Wo damals die Abwicklung von Rechnungen die Zahlungsinteraktionen zwischen Käufern, Lieferanten und Finanzinstituten dominierten, revolutionieren heute Cloud-basierte Plattformen sowohl die Zahlungsprozesse, als auch Finanzierung. Daten sind dabei der Treiber und sorgen für beispiellose Transparenz über alle in der Supply Chain stattfindenden Transaktionen und Interaktionen. Die Cloud als zentrale Informationsdrehscheibe dient nicht nur als Host und bildet Daten in Echtzeit ab, sie kann diese auch langfristig vorhalten. Diese Entwicklung bringt Vorteile auf allen Ebenen. Auch Finanzinstitute profitieren, denn sie bekommen eine bessere Möglichkeit, Risiken zu bewerten.
In der Vergangenheit haben Finanzdienstleister die Risiken rein auf der Kreditwürdigkeit eines Unternehmens basierend bewertet. Allerdings hängt die Kreditwürdigkeit von einer Vielzahl von Faktoren ab – und nicht nur, wie zuverlässig ein Lieferant die Waren bereitstellt oder wie pünktlich ein Käufer zahlt. Außerdem war dieser Prozess oft langwierig und teuer. Dank Big Data hat sich das nun geändert. Eine Finanzierung ist heute viel schneller möglich, denn für Finanzdienstleister war es lange Zeit schwierig, Risiken anders als anhand der Bonität zu bewerten. Heute können Geldgeber bei der Risikobewertung tatsächliche Transaktionshistorien zur Entscheidungsfindung und Berechnung von Konditionen heranziehen. Und hierbei zählt dann oftmals auch die Bonität des Käufers, auch wenn der Lieferant die Finanzierung erhält.
So ist beispielsweise heute Lieferantenfinanzierung basierend auf tatsächlichen Prozessdaten aus der Cloud-Plattform von GT Nexus möglich. Diese Daten bestehen, da das Cloud-basierte Netzwerk über mehr als ein Jahrzehnt detaillierter Transaktionshistorie verfügt. Messzahlen auf der Käufer- und Verkäuferseite, wie Auftragserbringung, verspätete Lieferungen, Rückforderungen, pünktliche Zahlung oder stornierte Aufträge bestimmen das Risiko oder fließen als Kriterien in die Kreditwürdigkeit mit ein. So kann ein Finanzdienstleister Konditionen basierend auf dem tatsächlichen historischen Verhalten von Lieferanten oder Käufern festlegen.

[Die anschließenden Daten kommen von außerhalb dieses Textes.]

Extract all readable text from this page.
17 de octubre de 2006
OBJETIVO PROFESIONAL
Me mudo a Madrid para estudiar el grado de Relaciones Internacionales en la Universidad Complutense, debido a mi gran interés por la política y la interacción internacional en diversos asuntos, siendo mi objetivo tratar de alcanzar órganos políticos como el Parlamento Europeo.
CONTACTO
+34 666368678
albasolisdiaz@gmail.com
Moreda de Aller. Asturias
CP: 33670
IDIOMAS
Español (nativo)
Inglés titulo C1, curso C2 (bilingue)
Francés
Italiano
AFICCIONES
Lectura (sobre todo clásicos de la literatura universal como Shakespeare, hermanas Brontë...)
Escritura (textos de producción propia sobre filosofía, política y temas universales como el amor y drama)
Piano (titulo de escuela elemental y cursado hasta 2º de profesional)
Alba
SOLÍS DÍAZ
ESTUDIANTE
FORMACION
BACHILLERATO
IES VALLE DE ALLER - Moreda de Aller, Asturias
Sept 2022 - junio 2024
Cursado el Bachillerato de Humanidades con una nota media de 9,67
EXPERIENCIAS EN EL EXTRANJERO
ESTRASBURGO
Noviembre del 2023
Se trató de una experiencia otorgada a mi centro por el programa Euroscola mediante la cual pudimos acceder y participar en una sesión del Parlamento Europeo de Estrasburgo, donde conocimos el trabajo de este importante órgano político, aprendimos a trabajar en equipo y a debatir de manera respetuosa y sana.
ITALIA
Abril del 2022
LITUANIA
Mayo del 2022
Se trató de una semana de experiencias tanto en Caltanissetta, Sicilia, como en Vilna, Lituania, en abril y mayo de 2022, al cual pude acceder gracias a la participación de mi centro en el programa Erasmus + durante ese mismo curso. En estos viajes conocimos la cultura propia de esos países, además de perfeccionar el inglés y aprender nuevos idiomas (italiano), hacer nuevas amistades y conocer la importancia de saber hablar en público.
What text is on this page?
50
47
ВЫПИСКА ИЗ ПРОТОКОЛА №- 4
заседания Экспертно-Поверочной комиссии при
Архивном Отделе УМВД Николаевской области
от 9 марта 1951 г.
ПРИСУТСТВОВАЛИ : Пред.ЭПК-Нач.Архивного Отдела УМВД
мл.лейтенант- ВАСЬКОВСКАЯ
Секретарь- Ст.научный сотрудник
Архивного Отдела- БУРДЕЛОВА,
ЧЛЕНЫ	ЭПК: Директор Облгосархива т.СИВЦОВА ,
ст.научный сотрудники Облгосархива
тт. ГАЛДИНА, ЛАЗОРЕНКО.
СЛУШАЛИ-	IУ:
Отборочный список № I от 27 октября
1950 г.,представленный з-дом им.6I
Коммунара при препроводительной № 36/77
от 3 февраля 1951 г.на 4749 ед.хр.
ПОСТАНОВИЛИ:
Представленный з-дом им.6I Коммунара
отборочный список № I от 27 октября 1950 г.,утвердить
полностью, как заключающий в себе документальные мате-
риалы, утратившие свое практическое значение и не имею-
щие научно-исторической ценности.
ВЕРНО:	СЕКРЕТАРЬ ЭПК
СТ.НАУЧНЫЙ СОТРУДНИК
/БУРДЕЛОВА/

Diese Art der leistungsorientierten Finanzierung ist für Käufer und Lieferanten sehr vorteilhaft. Die leistungsorientierte Kreditaufnahme ermöglicht eine erfolgsorientierte, bilanzneutrale Finanzierung. Big Data ist nur ein Bestandteil eines viel größeren Umbruchs, der in der Lieferkettenfinanzierung gerade stattfindet: Es ist heute möglich, an jedem Punkt in der Supply Chain Liquidität zu injizieren. Diese Schnittpunkte, an denen Geld in die Lieferkette fließen konnte, waren früher begrenzt. Kleine Lieferanten bekamen in der Vergangenheit häufig überhaupt keine Kredite oder sie mussten auf Kredite von lokalen Banken zurückgreifen, deren Darlehen naturgemäß sehr teuer waren. Der Umbruch in der Lieferkettenfinanzierung wird erst durch die gemeinsame Zusammenarbeit der Käufer, Lieferanten und Logistikdienstleister in einem einzigen Netzwerk möglich. Aber nicht nur die Lieferanten und Käufer wollen mehr Möglichkeiten zur Finanzierung ihrer Operationen. Auch die Finanzinstitute sind auf der Suche nach neuen Geschäftsmodellen. Schon jetzt unterstützen Cloud-basierte Plattformen Unternehmen bei der Entwicklung von Lösungen zur frühzeitigen Bezahlung (Early-Payment-Programme), bei denen Lieferanten die Möglichkeit haben, von ihren Käufern frühzeitig bezahlt zu werden. Die Käufer erhalten dafür wiederum einen Rabatt auf die Rechnung. Mit Big Data als Treiber zur finanziellen Entscheidungsfindung wird die Fähigkeit, Liquidität an jedem Punkt in der Lieferkette zu injizieren, Realität. Diese neue Art der Zusammenarbeit führt zu einer Win-Win-Situation für Käufer, Lieferanten und Finanzdienstleister.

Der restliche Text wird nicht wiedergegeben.